Replacing   from javascript dom text node


I am processing xhtml using javascript. I am getting the text content for a div node by concatenating the nodeValue of all child nodes where nodeType == Node.TEXT_NODE.

The resulting string sometimes contains a non-breaking space entity. How do I replace this with a regular space character?

My div looks like this...

<div><b>Expires On</b> Sep 30, 2009 06:30&nbsp;AM</div>

The following suggestions found on the web did not work:

var cleanText = text.replace(/^\xa0*([^\xa0]*)\xa0*$/g,"");


var cleanText = replaceHtmlEntities(text);

var replaceHtmlEntites = (function() {
  var translate_re = /&(nbsp|amp|quot|lt|gt);/g;
  var translate = {
    "nbsp": " ",
    "amp" : "&",
    "quot": "\"",
    "lt"  : "<",
    "gt"  : ">"
  };
  return function(s) {
    return ( s.replace(translate_re, function(match, entity) {
      return translate[entity];
    }) );
  }
})();

Any suggestions?


Solution

  • This is much easier than you're making it.
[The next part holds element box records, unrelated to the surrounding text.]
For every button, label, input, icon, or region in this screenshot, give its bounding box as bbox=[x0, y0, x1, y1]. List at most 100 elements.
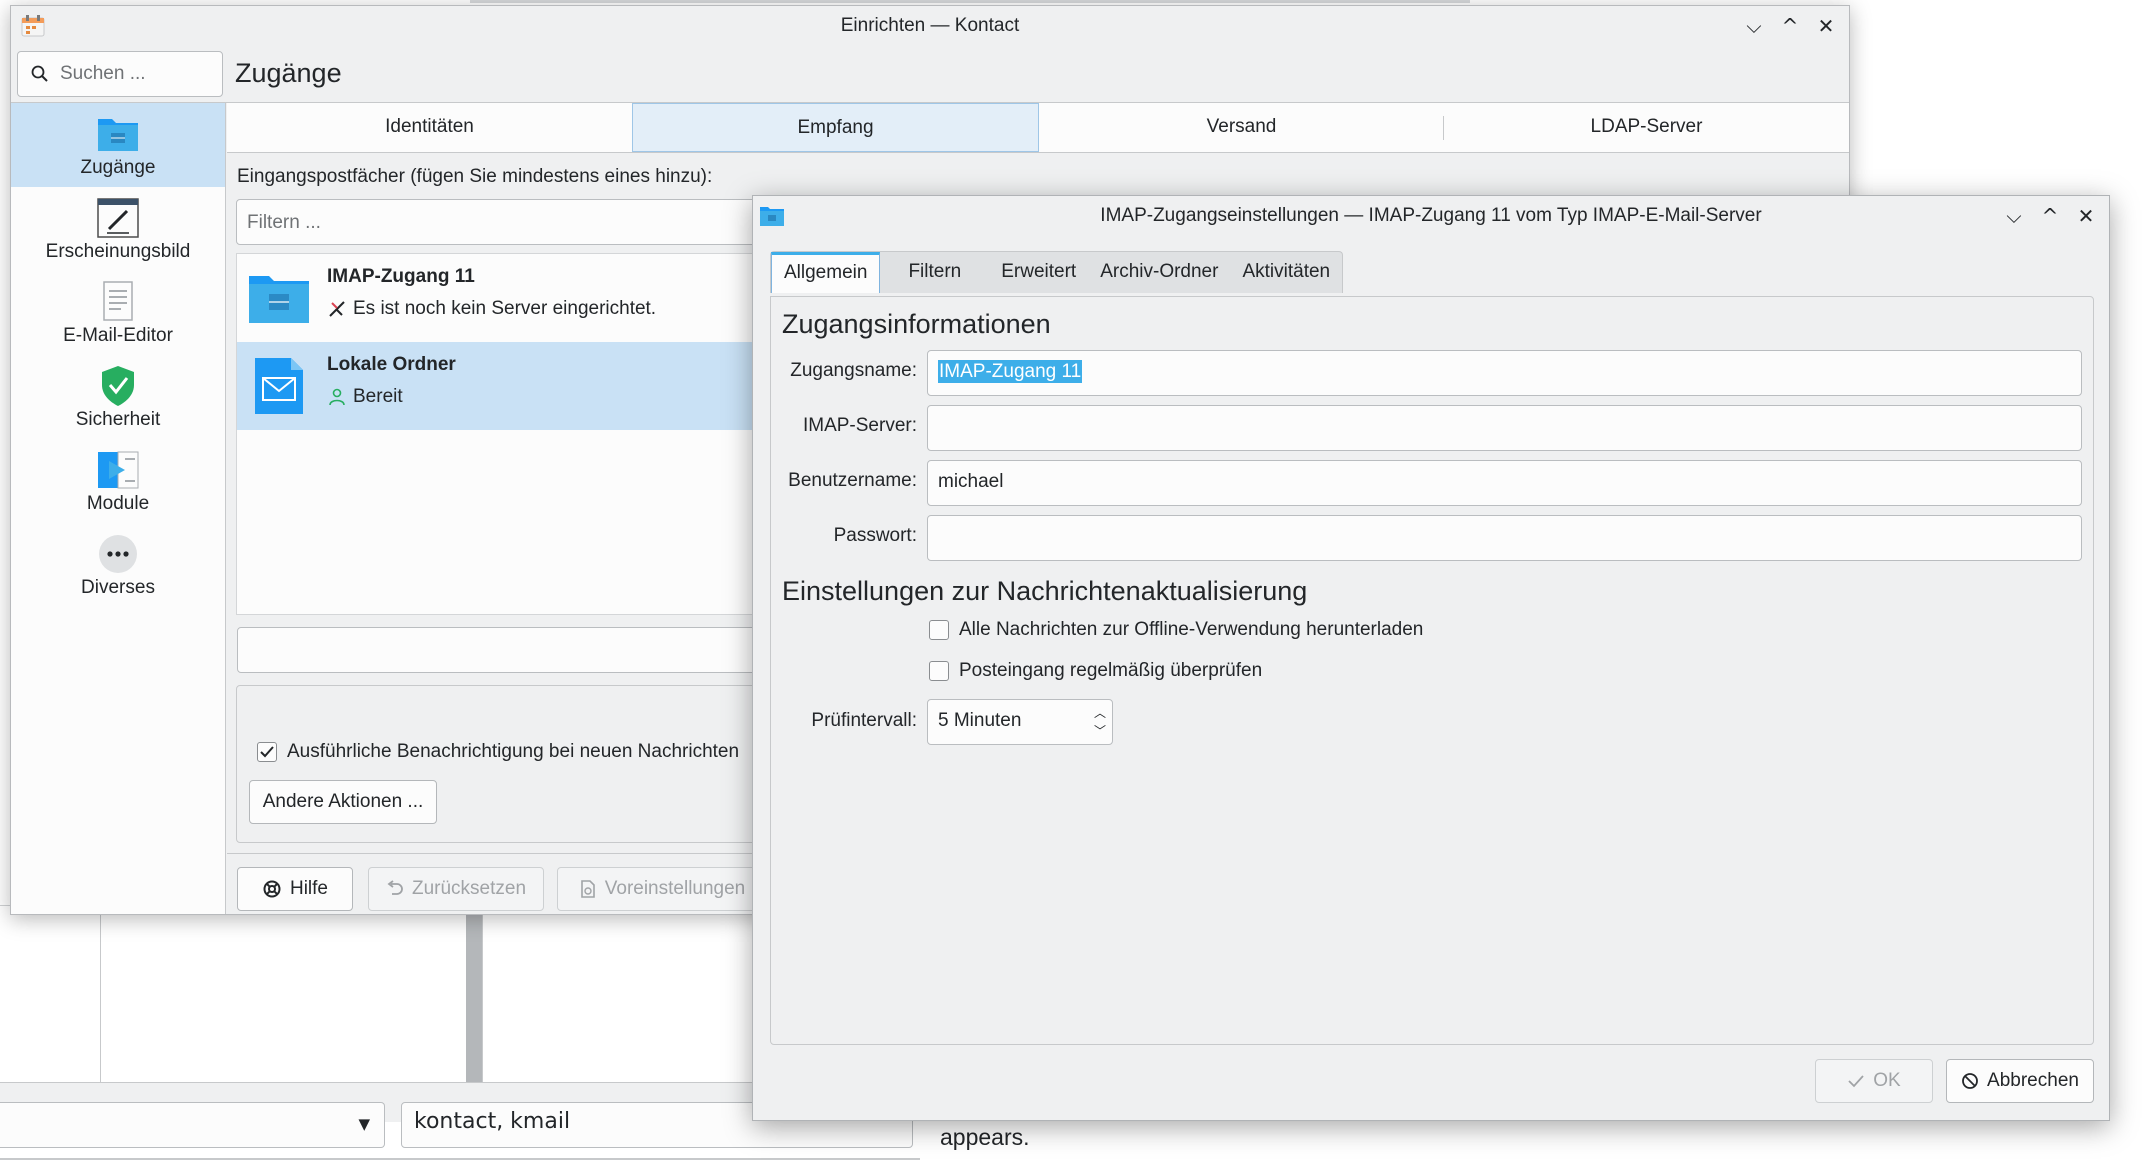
tab-activities[interactable]: Aktivitäten bbox=[1230, 252, 1342, 293]
document-icon bbox=[103, 281, 133, 321]
interval-label: Prüfintervall: bbox=[811, 710, 917, 731]
chevron-up-icon: ^ bbox=[2041, 204, 2059, 228]
tab-archive-folder[interactable]: Archiv-Ordner bbox=[1088, 252, 1230, 293]
check-inbox-checkbox[interactable] bbox=[929, 661, 949, 681]
reset-button-label: Zurücksetzen bbox=[411, 878, 527, 899]
chevron-up-icon: ^ bbox=[1781, 14, 1799, 38]
account-item-local[interactable]: Lokale Ordner Bereit bbox=[237, 342, 837, 430]
account-name-label: Zugangsname: bbox=[790, 360, 917, 381]
account-action-field[interactable] bbox=[237, 627, 837, 673]
check-inbox-checkbox-label: Posteingang regelmäßig überprüfen bbox=[959, 660, 1263, 681]
chevron-up-icon[interactable]: ︿ bbox=[1094, 704, 1106, 722]
imap-server-label: IMAP-Server: bbox=[802, 415, 917, 436]
window-titlebar[interactable]: Einrichten — Kontact ⌵ ^ ✕ bbox=[11, 6, 1849, 50]
sidebar-item-modules[interactable]: Module bbox=[11, 439, 225, 523]
close-icon: ✕ bbox=[2077, 204, 2095, 228]
sidebar-item-misc[interactable]: Diverses bbox=[11, 523, 225, 607]
notify-checkbox[interactable] bbox=[257, 742, 277, 762]
notification-group: Ausführliche Benachrichtigung bei neuen … bbox=[236, 685, 836, 843]
close-button[interactable]: ✕ bbox=[1813, 13, 1839, 39]
plugin-icon bbox=[98, 451, 139, 489]
chevron-down-icon[interactable]: ﹀ bbox=[1094, 722, 1106, 740]
sidebar-item-security[interactable]: Sicherheit bbox=[11, 355, 225, 439]
defaults-button-label: Voreinstellungen bbox=[604, 878, 746, 899]
accounts-tabbar: Identitäten Empfang Versand LDAP-Server bbox=[227, 103, 1849, 153]
account-list: IMAP-Zugang 11 Es ist noch kein Server e… bbox=[236, 253, 837, 615]
defaults-button[interactable]: Voreinstellungen bbox=[557, 867, 767, 911]
close-icon: ✕ bbox=[1817, 14, 1835, 38]
sidebar-item-appearance[interactable]: Erscheinungsbild bbox=[11, 187, 225, 271]
more-icon bbox=[99, 535, 137, 573]
interval-value: 5 Minuten bbox=[938, 710, 1022, 731]
sidebar-item-label: Sicherheit bbox=[75, 409, 161, 430]
spin-arrows[interactable]: ︿ ﹀ bbox=[1094, 704, 1106, 740]
account-status: Es ist noch kein Server eingerichtet. bbox=[327, 298, 656, 320]
tab-identities[interactable]: Identitäten bbox=[227, 103, 632, 152]
help-button[interactable]: Hilfe bbox=[237, 867, 353, 911]
sidebar-item-label: Module bbox=[86, 493, 150, 514]
cancel-button-label: Abbrechen bbox=[1987, 1070, 2079, 1091]
check-icon bbox=[1848, 1075, 1864, 1088]
imap-settings-dialog: IMAP-Zugangseinstellungen — IMAP-Zugang … bbox=[752, 195, 2110, 1121]
chevron-down-icon: ⌵ bbox=[2006, 204, 2022, 228]
maximize-button[interactable]: ^ bbox=[2037, 203, 2063, 229]
tab-general[interactable]: Allgemein bbox=[771, 252, 881, 293]
cancel-button[interactable]: Abbrechen bbox=[1946, 1059, 2094, 1103]
interval-spinbox[interactable]: 5 Minuten ︿ ﹀ bbox=[927, 699, 1113, 745]
account-item-imap[interactable]: IMAP-Zugang 11 Es ist noch kein Server e… bbox=[237, 254, 837, 342]
imap-server-input[interactable] bbox=[927, 405, 2082, 451]
dialog-titlebar[interactable]: IMAP-Zugangseinstellungen — IMAP-Zugang … bbox=[753, 196, 2109, 238]
offline-checkbox-row[interactable]: Alle Nachrichten zur Offline-Verwendung … bbox=[929, 619, 1423, 641]
mail-folder-icon bbox=[255, 358, 303, 414]
close-button[interactable]: ✕ bbox=[2073, 203, 2099, 229]
sidebar-item-email-editor[interactable]: E-Mail-Editor bbox=[11, 271, 225, 355]
tab-receiving[interactable]: Empfang bbox=[632, 103, 1039, 152]
minimize-button[interactable]: ⌵ bbox=[1741, 13, 1767, 39]
account-status-text: Es ist noch kein Server eingerichtet. bbox=[353, 298, 657, 319]
tab-ldap-server[interactable]: LDAP-Server bbox=[1444, 103, 1849, 152]
sidebar-item-label: Zugänge bbox=[80, 157, 156, 178]
username-input[interactable]: michael bbox=[927, 460, 2082, 506]
account-name: IMAP-Zugang 11 bbox=[327, 266, 475, 287]
offline-checkbox[interactable] bbox=[929, 620, 949, 640]
disconnected-icon bbox=[329, 301, 345, 317]
tab-sending[interactable]: Versand bbox=[1039, 103, 1444, 152]
notify-checkbox-label: Ausführliche Benachrichtigung bei neuen … bbox=[287, 741, 740, 762]
cancel-icon bbox=[1962, 1073, 1978, 1089]
maximize-button[interactable]: ^ bbox=[1777, 13, 1803, 39]
account-name-value: IMAP-Zugang 11 bbox=[938, 360, 1083, 383]
ok-button[interactable]: OK bbox=[1815, 1059, 1933, 1103]
shield-icon bbox=[102, 366, 134, 406]
account-status: Bereit bbox=[327, 386, 403, 408]
account-status-text: Bereit bbox=[353, 386, 403, 407]
online-user-icon bbox=[329, 388, 345, 406]
section-account-info: Zugangsinformationen bbox=[782, 309, 1051, 339]
password-input[interactable] bbox=[927, 515, 2082, 561]
help-icon bbox=[263, 880, 281, 898]
reset-button[interactable]: Zurücksetzen bbox=[368, 867, 544, 911]
document-revert-icon bbox=[580, 880, 595, 898]
settings-search bbox=[17, 51, 223, 97]
chevron-down-icon: ⌵ bbox=[1746, 14, 1762, 38]
background-topline bbox=[470, 0, 1470, 3]
tab-advanced[interactable]: Erweitert bbox=[989, 252, 1088, 293]
tab-filtering[interactable]: Filtern bbox=[880, 252, 989, 293]
undo-icon bbox=[387, 880, 403, 895]
search-input[interactable] bbox=[60, 60, 210, 88]
chevron-down-icon: ▼ bbox=[358, 1115, 370, 1133]
account-name-input[interactable]: IMAP-Zugang 11 bbox=[927, 350, 2082, 396]
sidebar-item-label: Erscheinungsbild bbox=[45, 241, 191, 262]
notify-checkbox-row[interactable]: Ausführliche Benachrichtigung bei neuen … bbox=[257, 741, 739, 763]
background-combobox[interactable]: ▼ bbox=[0, 1102, 385, 1148]
filter-input[interactable] bbox=[247, 209, 747, 237]
background-divider bbox=[0, 1158, 920, 1160]
background-scrollbar[interactable] bbox=[466, 915, 482, 1085]
check-inbox-checkbox-row[interactable]: Posteingang regelmäßig überprüfen bbox=[929, 660, 1262, 682]
filter-box bbox=[236, 199, 836, 245]
dialog-tabbar: Allgemein Filtern Erweitert Archiv-Ordne… bbox=[770, 251, 1344, 293]
folder-icon bbox=[98, 119, 138, 151]
other-actions-button[interactable]: Andere Aktionen ... bbox=[249, 780, 437, 824]
minimize-button[interactable]: ⌵ bbox=[2001, 203, 2027, 229]
sidebar-item-accounts[interactable]: Zugänge bbox=[11, 103, 225, 187]
search-icon bbox=[31, 65, 48, 82]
The text node will not have the literal string "&nbsp;" in it, it'll have have the corresponding character with code 160.

    function replaceNbsps(str) {
      var re = new RegExp(String.fromCharCode(160), "g");
      return str.replace(re, " ");
    }
    
    textNode.nodeValue = replaceNbsps(textNode.nodeValue);
    

    UPDATE

    Even easier:

    textNode.nodeValue = textNode.nodeValue.replace(/\u00a0/g, " ");